Arqana’s President, Eric Hoyeau, says, “As Arqana Online sells just one lot per sale, this means that we only offer the highest quality that would likely be subject to a lot of interest from a number of different parties.  

“Over a period of 18 months, we have had a lot of success with stallion shares and horses in training (flat, National Hunt prospects and broodmares). This has subsequently led us to do the same thing in the trotting sphere.”

The highest price achieved by Arqana Online to date has been Vedevani, a 3-year-old son of Dubawi who made €800,000 from the Aga Khan Studs. Out of G1 winner Vadawina and a half-brother to two stakes winners, he was a G3 runner-up as a juvenile before being placed at listed level.

Stallion shares popular

Bought by Gerald Larrieu’s Chantilly Bloodstock Agency for Khalifa Al Kuwari, Vedevani was subsequently exported to Qatar. The colt had been subject to 47 different bids from nine different interests during the auction.

Interests in stallions have also proved to be an extremely popular market for Arqana Online, with the opportunity to purchase two 50th shares in current French champion sire Le Havre reaching heights of €400,000 and €355,000 last year, while five individual ones for Siyouni have made up to €360,000. To date, the website has registered a turnover of €3.81 million from 12 sales.

In the Southern Hemisphere, just a short while after Arqana Online was created, gavelhouse.com, a subsidiary of leading auction house New Zealand Bloodstock, launched its own platform with a view to selling multiple lots per auction on the internet.

Since holding its first sale in April 2016, gavelhouse.com now holds bi-monthly online auctions of horses of all ages in addition to the regular seven auctions a year at Karaka sales ground on North Island.

At the beginning of June, the platform hit a record high with the sale of 40 lots for an aggregate of NZD $587,000 (€370,000 or $435,000), pushing its total overall turnover to over NZD $3 million (almost €2m or $2.2m) for 531 horses sold since its creation.

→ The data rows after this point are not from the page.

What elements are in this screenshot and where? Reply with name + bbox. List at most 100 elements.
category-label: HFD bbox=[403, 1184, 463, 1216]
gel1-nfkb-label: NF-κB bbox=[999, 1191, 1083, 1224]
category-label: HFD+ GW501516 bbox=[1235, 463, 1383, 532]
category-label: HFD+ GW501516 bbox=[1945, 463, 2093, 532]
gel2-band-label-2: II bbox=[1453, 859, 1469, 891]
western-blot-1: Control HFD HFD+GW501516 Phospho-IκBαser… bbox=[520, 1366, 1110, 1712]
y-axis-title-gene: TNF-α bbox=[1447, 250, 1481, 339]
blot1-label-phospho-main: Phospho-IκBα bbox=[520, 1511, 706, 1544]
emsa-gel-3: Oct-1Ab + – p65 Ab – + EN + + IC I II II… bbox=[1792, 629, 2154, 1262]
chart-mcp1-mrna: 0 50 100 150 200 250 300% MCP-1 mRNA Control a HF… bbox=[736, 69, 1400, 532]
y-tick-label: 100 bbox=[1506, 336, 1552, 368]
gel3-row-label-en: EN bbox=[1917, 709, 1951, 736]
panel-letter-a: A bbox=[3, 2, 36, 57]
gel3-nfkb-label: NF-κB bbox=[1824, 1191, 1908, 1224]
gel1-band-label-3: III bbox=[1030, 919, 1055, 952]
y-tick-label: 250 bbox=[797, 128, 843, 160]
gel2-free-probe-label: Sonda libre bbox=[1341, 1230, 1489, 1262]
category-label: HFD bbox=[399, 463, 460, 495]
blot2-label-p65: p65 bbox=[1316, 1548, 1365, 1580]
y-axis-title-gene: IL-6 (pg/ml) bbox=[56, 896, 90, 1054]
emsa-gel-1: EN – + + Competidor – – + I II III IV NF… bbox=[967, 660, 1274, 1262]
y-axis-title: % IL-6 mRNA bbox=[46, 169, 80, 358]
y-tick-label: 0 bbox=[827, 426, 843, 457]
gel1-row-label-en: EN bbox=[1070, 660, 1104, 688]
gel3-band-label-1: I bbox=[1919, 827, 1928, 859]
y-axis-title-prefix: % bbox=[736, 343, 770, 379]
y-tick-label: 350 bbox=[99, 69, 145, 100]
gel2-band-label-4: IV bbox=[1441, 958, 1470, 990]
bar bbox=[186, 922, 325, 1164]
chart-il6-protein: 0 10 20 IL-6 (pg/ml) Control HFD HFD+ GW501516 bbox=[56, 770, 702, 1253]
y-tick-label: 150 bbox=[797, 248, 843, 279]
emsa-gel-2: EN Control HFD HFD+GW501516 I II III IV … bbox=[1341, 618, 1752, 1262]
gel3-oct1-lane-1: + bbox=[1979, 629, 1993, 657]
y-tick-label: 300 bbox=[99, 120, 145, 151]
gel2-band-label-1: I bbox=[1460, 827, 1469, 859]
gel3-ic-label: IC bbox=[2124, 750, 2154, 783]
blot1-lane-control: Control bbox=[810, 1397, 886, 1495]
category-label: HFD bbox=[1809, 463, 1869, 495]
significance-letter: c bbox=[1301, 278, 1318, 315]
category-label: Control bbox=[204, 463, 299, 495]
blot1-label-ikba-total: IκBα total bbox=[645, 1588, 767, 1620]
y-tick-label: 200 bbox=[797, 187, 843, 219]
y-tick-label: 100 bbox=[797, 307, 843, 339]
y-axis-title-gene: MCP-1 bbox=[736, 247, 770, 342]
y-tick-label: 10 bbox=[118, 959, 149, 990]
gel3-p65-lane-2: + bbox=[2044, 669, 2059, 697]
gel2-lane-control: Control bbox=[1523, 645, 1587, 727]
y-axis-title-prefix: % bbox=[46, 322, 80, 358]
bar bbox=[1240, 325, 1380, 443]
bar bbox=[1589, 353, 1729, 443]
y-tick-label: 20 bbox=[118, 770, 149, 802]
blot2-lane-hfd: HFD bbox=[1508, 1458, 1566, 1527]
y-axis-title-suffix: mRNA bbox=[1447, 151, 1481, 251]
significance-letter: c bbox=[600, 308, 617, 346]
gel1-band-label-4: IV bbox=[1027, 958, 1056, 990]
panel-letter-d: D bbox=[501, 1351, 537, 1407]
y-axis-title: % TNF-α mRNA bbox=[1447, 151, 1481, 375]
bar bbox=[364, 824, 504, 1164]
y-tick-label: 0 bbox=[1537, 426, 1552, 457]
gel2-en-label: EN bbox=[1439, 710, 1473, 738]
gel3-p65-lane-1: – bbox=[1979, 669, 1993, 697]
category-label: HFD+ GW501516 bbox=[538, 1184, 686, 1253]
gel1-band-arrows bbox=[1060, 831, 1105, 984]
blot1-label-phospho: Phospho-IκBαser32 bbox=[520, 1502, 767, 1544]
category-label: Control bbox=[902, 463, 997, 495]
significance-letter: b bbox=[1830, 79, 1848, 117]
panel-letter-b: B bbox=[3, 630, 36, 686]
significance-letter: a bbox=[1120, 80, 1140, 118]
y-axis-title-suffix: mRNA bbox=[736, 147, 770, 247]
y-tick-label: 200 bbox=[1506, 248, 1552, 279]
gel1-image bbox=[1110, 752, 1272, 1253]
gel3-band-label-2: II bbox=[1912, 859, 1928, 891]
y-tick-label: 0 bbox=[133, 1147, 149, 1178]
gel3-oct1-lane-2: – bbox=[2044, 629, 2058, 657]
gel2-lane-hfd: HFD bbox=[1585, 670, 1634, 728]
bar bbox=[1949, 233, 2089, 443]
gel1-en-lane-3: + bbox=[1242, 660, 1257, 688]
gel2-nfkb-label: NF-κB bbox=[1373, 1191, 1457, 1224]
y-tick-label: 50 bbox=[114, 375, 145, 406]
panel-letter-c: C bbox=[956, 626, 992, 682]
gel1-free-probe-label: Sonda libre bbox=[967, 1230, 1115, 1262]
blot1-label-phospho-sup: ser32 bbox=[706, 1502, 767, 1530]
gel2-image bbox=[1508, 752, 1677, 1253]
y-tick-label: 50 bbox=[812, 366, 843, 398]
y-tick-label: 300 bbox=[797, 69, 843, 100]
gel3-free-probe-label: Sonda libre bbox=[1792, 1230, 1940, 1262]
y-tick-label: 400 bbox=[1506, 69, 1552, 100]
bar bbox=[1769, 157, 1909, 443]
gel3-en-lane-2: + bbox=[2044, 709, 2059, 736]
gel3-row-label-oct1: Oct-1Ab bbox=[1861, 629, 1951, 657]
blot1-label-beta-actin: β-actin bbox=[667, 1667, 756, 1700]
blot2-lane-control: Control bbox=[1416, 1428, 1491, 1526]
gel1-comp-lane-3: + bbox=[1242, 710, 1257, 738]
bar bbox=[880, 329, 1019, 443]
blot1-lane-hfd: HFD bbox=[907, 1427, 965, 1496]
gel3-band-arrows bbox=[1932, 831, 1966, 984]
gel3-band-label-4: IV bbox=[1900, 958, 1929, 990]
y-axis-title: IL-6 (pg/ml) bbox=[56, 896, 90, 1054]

The top lot at the sale, the broodmare Ampin, sold in foal to top-class sire Savabeel, went for a record NZD$ 211,000 (€135,000) to agent John Foote, bidding online for the first time, as part of a dispersal sale. Her yearling by the same sire had been purchased for NZD $110,000 (€70,000) earlier on in the auction.

Cost-effective option

With clearance rates up to 93 percent for gavelhouse.com’s auctions, as indeed with Arqana Online, sellers have ostensibly embraced the new concept. In addition, it is a seemingly cost-effective selling option, not least when the long distances travelled by consignors and buyers are also taken into account, which is notably the case in Australasia.  

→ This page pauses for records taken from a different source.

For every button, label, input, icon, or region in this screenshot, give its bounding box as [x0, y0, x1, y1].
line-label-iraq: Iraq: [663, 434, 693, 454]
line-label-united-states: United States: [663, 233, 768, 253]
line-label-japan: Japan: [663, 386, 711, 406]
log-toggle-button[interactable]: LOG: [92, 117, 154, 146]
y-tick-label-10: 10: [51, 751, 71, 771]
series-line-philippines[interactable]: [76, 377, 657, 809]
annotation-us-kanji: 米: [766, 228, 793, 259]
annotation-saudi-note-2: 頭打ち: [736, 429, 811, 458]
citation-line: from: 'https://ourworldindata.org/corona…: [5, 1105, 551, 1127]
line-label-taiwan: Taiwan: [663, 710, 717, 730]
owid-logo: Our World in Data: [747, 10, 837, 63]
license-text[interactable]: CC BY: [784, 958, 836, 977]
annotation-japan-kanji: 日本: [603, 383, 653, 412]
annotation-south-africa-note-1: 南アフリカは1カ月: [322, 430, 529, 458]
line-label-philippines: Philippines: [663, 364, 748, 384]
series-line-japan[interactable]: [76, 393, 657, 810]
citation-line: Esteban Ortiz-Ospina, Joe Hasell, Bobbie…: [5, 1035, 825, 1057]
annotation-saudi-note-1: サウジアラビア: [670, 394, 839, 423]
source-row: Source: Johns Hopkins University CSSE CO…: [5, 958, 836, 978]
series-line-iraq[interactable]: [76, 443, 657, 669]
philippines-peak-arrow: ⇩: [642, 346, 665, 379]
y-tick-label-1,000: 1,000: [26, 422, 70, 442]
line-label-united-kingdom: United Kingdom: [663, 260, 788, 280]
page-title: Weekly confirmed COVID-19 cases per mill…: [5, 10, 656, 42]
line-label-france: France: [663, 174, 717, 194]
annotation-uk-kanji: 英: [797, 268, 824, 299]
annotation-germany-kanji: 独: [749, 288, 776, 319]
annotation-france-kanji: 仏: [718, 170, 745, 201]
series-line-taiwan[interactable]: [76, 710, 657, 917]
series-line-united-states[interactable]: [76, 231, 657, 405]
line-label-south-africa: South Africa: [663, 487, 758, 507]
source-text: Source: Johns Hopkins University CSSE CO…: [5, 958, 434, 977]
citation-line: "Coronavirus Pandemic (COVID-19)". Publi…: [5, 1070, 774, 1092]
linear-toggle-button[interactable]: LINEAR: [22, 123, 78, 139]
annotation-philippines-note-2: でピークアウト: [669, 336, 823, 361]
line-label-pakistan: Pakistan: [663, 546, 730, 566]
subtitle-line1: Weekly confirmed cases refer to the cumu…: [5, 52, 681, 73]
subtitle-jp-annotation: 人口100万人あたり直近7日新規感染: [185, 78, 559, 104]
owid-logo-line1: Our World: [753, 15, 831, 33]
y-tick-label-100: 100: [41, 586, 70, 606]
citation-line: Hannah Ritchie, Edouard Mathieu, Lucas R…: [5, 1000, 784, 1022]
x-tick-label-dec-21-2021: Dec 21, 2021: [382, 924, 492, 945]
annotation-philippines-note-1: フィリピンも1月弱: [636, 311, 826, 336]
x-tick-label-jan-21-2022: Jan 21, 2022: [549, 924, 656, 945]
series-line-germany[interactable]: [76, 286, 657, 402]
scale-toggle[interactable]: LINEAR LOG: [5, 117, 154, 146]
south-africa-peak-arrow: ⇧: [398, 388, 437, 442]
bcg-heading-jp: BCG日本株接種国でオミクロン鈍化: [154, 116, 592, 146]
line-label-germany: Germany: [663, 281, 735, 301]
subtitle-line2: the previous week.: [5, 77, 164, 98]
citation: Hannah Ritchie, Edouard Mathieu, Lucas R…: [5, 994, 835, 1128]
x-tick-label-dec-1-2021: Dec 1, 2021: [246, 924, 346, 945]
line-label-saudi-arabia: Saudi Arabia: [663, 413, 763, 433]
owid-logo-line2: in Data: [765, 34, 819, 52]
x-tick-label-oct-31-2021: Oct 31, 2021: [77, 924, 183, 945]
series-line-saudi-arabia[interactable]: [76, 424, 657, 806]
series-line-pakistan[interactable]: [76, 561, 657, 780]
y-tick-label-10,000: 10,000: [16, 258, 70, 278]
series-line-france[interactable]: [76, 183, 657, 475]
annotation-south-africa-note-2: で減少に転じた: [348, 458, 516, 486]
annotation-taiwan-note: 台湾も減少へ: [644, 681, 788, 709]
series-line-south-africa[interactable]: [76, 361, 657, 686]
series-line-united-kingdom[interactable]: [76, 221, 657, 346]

More recently, Australian auction house Inglis has also followed suite by creating its own Inglis Digital, this the latest development after its purchase of the trading site bloodstock.com.au six years ago following its launch in 2009.

Since holding its first sale this May, Inglis Digital’s highest price has been for the broodmare A Fairy’s Kiss, who sold for $55,000 last month. In the same capacity, sites such as bloodstockauction.com are also present in the Australian market.

While Arqana does not foresee the online sector replacing its traditional auctions just yet, with buyers still preferring to be able to see horses in the flesh on the sales ground, such has been the results of gavelhouse.com that New Zealand Bloodstock recently cancelled its mixed bloodstock sale at Karaka due to demand from vendors to sell online.

“We don’t envisage gavelhouse.com having an effect on the yearling and 2-year-old sales at Karaka in the immediate future, however recent results have proved that quality horses sell very well,” says NZB managing director Andrew Seabrook. “Our clients, vendors and buyers have really embraced the concept and I’m sure it will keep growing.”

As the ever-evolving customer behaviour shifts more to online, it only seems a natural progression that the racing world has brought itself more up to date with the digital expectations of today’s consumer society. It appears there is plenty more scope to expand it in the future.